Editorial: B.I. Conservancy education center a gem
The opening of the Block Island Conservancy’s Education Center is a significant event in the island’s ongoing efforts to preserve its open space. The center is located in a small, elegant little building — the Old Schoolhouse — on Weldon’s Way and is the result of considerable effort by a number of people.
The education center is a home run in terms of design and location. Inside, the beautifully rendered panels inform the visitor about the individuals that have pioneered the open space movement on the island. There are well-written, concise essays on the plots of land that have been set aside for everyone to enjoy. Visitors will see how the efforts of many groups and individuals, including three major land preservation groups, as well as the town, the state and the federal government, work together to achieve success.
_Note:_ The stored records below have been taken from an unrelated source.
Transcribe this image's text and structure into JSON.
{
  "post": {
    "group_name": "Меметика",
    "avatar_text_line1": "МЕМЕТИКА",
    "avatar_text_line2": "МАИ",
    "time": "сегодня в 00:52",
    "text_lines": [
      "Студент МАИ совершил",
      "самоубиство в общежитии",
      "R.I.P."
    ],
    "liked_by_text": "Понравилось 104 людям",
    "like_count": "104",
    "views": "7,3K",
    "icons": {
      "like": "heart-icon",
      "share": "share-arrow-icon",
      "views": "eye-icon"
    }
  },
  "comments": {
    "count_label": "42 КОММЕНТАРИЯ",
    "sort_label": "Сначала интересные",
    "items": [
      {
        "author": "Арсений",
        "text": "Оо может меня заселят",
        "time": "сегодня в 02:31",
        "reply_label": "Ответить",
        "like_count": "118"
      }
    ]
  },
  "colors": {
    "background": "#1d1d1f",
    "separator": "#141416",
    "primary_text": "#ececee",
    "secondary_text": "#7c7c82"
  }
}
There is a map of the island on one of the panels that contains information on almost every piece of preserved land. This is perhaps the most comprehensive inventory that exists all in one place, and it’s impressive.
The interior, though small, doesn’t seem cramped. The colors and the presentation are pleasing. Kudos to, among others, the Block Island Conservancy Board of Directors, as well as Vice President Bill Comings (who penned an article about the center in last week’s edition), and Leonard Perfido, Rosemary Tobin and Sue Gibbons who lent their time and expertise in many ways. Malcolm Grear Designers out of Providence and photographers Keith Lang and Tracy Finn all did an excellent job.
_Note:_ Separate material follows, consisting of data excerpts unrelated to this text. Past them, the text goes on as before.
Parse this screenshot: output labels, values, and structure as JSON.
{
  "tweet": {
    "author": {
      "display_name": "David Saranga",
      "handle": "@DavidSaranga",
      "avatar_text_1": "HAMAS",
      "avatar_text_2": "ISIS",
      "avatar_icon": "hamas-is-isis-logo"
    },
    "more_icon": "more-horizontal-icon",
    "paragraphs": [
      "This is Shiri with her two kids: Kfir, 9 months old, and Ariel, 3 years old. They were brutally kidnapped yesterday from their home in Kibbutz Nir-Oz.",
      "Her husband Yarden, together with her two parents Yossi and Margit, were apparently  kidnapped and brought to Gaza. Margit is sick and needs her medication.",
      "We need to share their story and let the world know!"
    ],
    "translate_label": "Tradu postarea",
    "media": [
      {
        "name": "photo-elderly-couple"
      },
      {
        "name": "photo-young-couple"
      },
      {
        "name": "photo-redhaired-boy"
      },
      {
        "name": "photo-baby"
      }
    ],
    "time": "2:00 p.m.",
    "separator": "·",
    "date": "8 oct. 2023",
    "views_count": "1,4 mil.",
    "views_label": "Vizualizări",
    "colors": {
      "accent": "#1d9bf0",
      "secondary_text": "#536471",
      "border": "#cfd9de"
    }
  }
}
There is no question that Block Island has been a leader in land preservation. It’s inspiring to think that there were people thinking of preserving land at a time when open space didn’t quite seem so precious. It may have seemed quixotic when, in 1857, civic leaders in New York City decided to set aside 778 acres of undeveloped land at a time when there was nothing but open space surrounding what is now Central Park, but think of how different New York City would seem without it. What would Block Island look like without its impressive stretches of undeveloped space?
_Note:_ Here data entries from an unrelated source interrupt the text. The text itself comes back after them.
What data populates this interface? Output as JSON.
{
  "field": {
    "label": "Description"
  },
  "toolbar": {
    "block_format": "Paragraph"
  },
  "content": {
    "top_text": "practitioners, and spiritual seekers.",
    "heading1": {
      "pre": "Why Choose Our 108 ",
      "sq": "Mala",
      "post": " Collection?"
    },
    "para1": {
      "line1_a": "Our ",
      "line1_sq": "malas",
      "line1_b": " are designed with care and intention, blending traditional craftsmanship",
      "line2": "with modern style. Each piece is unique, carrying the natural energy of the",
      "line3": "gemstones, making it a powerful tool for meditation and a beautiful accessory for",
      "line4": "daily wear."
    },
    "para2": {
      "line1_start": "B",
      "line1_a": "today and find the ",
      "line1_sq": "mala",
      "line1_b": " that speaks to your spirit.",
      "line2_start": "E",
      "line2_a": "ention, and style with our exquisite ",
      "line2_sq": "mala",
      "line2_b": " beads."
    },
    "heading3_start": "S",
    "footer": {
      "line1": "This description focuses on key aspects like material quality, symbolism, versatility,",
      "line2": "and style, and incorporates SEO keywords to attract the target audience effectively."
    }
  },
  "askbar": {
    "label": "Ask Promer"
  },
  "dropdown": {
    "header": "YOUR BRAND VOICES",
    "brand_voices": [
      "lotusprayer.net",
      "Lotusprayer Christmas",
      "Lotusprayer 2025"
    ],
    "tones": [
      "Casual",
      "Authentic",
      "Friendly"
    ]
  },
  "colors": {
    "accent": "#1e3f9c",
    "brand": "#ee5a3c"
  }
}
The single best tribute you can pay to the Block Island Conservancy Education Center is to pay it a visit to learn more about how the preservation of land on Block Island is one of the most important factors that makes this place so unique. The center is specifically reaching out to newer islanders, those in their 30s, 40s and 50s, who may be new homeowners and are not familiar with the island’s preservation efforts.
An open house is scheduled for Wednesday, Aug. 14 from 4 to 6 p.m. at the Atlantic Inn. The entire island is invited and transportation will be provided to the center.